Les maximalistes sionistes ne s’en cachent pas et jubilent : cette élection ouvre une fenêtre d’opportunité inédite pour réaliser leur objectif de grand Israël, ou au minimum, de reconfiguration ethno-confessionnelle du Moyen-Orient. A cet égard, la Palestine, Gaza au premier chef, devrait être la première victime des options trumpiennes. Au plan des alliances locales, Donald Trump devrait naturellement renouer avec ses anciennes attaches politiques et affairistes, à Ryad et Abu-Dhabi principalement, mais aussi à Rabat ou son gendre Jared Kushner, acteur important de la séquence des accords de normalisation avec l’entité sioniste, a des intérêts financiers.

La question récurrente qui se pose aujourd’hui est de savoir si le président Trump maintiendra sa posture anti-guerre. Il s’agit indéniablement de la préoccupation principale de l’opinion mondiale au regard des présidentielles américaines. Le candidat Trump a réaffirmé sa position non-interventionniste à de nombreuses reprises au cours de sa campagne, articulant son refus du bellicisme démocrate et sa crainte d’un conflit mondial devant les risques de la poursuite de la guerre en Ukraine. A priori et si l’on s’en tient à ses propos réitérés, Kiev devrait donc perdre son appui principal et Moscou être débarrassé du rôle d’épouvantail confectionné par la machine de propagande occidentale.

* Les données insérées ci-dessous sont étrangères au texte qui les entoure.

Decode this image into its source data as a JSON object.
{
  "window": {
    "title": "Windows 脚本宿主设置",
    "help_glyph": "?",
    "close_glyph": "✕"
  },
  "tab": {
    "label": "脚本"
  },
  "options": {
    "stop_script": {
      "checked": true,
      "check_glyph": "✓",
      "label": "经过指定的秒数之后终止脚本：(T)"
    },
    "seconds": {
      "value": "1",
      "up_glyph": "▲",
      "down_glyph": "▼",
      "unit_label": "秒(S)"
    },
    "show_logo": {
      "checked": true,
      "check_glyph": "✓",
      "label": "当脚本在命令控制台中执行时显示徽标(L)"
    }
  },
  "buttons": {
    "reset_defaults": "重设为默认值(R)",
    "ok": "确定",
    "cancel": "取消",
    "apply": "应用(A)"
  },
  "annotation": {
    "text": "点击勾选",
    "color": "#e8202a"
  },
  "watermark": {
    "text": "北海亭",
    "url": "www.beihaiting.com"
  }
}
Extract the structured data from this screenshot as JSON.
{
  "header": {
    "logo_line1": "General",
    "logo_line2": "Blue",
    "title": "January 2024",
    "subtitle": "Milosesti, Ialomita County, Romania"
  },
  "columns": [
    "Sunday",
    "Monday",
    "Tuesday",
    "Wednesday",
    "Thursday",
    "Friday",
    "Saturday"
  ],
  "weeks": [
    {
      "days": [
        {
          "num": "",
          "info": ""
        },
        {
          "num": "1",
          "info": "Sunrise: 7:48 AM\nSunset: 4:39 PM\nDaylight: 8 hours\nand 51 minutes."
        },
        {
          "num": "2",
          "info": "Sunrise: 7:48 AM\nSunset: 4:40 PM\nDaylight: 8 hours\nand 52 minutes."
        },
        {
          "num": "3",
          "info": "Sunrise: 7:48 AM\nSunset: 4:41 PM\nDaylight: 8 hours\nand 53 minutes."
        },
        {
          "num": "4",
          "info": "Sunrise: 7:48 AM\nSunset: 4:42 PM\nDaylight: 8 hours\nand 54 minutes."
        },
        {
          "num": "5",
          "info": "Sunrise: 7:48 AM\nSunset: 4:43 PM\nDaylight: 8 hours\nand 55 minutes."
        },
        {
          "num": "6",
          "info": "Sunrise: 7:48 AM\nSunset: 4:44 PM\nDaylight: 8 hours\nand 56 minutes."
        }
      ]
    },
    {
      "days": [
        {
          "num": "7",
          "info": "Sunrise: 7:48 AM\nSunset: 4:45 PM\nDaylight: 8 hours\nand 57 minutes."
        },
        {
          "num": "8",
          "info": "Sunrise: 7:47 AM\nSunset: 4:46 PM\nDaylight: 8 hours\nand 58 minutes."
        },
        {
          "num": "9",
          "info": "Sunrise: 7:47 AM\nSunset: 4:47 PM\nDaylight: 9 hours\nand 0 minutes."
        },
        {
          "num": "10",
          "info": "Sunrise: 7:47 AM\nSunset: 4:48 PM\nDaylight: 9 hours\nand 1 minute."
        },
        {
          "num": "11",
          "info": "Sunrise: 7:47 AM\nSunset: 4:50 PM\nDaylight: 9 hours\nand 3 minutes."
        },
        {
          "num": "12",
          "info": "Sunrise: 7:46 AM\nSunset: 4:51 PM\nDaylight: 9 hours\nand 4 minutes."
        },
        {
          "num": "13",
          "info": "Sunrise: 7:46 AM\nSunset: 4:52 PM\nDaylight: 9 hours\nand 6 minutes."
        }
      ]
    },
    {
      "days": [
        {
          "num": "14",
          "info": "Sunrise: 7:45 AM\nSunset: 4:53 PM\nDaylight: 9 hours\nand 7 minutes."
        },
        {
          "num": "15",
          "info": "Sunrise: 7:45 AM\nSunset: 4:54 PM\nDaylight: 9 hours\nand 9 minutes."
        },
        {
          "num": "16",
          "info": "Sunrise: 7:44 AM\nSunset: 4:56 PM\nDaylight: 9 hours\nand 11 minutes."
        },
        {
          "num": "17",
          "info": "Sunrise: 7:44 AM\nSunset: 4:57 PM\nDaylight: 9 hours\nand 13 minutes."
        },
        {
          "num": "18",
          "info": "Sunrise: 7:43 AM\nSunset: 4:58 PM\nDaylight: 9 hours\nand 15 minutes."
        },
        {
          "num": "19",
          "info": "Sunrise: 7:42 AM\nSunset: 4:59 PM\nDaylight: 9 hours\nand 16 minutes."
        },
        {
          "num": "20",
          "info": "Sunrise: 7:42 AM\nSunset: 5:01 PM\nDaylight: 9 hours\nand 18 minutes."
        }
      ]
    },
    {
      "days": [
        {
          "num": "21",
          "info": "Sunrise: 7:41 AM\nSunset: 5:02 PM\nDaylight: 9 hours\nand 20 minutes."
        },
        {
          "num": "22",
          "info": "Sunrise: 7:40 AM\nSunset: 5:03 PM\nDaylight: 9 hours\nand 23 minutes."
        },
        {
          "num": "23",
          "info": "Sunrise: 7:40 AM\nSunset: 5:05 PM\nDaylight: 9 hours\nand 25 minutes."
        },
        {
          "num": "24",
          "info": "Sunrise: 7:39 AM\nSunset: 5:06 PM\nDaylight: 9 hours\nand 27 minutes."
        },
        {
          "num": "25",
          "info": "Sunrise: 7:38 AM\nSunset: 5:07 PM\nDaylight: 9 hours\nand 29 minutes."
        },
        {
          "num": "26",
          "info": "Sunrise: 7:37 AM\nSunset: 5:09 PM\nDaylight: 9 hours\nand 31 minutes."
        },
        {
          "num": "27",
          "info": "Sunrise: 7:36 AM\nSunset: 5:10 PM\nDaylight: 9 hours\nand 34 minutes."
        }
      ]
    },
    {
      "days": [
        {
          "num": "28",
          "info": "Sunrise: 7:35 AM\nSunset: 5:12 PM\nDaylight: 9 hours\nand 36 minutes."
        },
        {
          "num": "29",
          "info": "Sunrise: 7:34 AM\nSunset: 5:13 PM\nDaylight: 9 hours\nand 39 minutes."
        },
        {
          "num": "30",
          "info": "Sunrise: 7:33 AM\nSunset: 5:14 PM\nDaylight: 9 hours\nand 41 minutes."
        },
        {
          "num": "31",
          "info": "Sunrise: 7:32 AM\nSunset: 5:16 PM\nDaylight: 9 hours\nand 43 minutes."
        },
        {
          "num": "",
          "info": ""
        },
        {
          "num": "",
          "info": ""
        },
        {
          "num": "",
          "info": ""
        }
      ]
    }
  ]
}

Pour rassurant qu’il soit un tel changement de politique reste hypothétique, Trump, même s’il jouit d’une substantielle marge de manœuvre, apparaissant comme le représentant légitime de l’oligarchie américaine et bénéficiant du soutien de lobbies influents (Evangélistes et sionistes), devra tenir compte des orientations stratégiques arrêtées par le « Deep state », l’Etat profond, formé autour du Complexe Militaro-Industriel, de Wall Street et des multinationales. Il est d’ailleurs possible que Mario Rubio, une figure de l’extrême-droite aux Etats-Unis, soit nommé secrétaire d’Etat, ce qui conforterait l’aile la plus antirusse et la plus radicalement prosioniste (mais aussi pro-Makhzen) des élites à Washington.

S’il rassure les milieux échaudés par le militarisme américain, l’isolationnisme revendiqué par le leader républicain semble préoccuper les alliés asiatiques, Corée du Sud et Japon en particulier, dont les régimes ont toujours bénéficié du parapluie nucléaire américain pour leur défense. Ces pays devront donc réviser leur posture et leurs relations avec leurs voisins. Mais cela sera peut-être compensé par les effets de la posture antichinoise jamais démentie de Donald Trump. Dans cette région du monde également le propos anti-guerre de Trump pourrait, à la faveur d’une surenchère dans la guerre commerciale avec Pékin, rapidement céder le pas à l’aggravation des tensions autour de Taiwan et en mer de Chine méridionale.

Enfin, et ce n’est pas sa moindre retombée, cette victoire est un aussi très encourageante pour une extrême-droite occidentale, raciste et suprématiste, en progression continue depuis plusieurs années et en passe de prendre le pouvoir dans plusieurs pays d’Europe.
La situation internationale est marquée par une escalade de tensions de plus en plus vives. Les zones de conflits s’étendent et s’interconnectent dans une surenchère qui pourrait devenir incontrôlable. La posture occidentale en Ukraine et au Moyen-Orient, l’élargissement à l’Asie de la zone d’intérêt de l’Otan sont autant d’indicateurs d’une montée du bellicisme de l’Occident, essentiellement imputable au recul de son hégémonie et à l’émergence de pôles politico-économiques concurrents.

D’un point vue arabo-musulman, l’élection de Trump fait craindre une détérioration continue de la situation du peuple palestinien, une déstabilisation régionale accentuée de l’Asie occidentale au Maghreb. Les plans impérialo-sionistes sont porteurs de dangers pour les États et les sociétés de cette immense région. Il faut espérer que la résistance puisse faire front au colonialisme sioniste et que les dictatures arabes inféodées à l’impérialisme ne pourront-plus longtemps écraser leurs peuples et empêcher la solidarité avec la Palestine.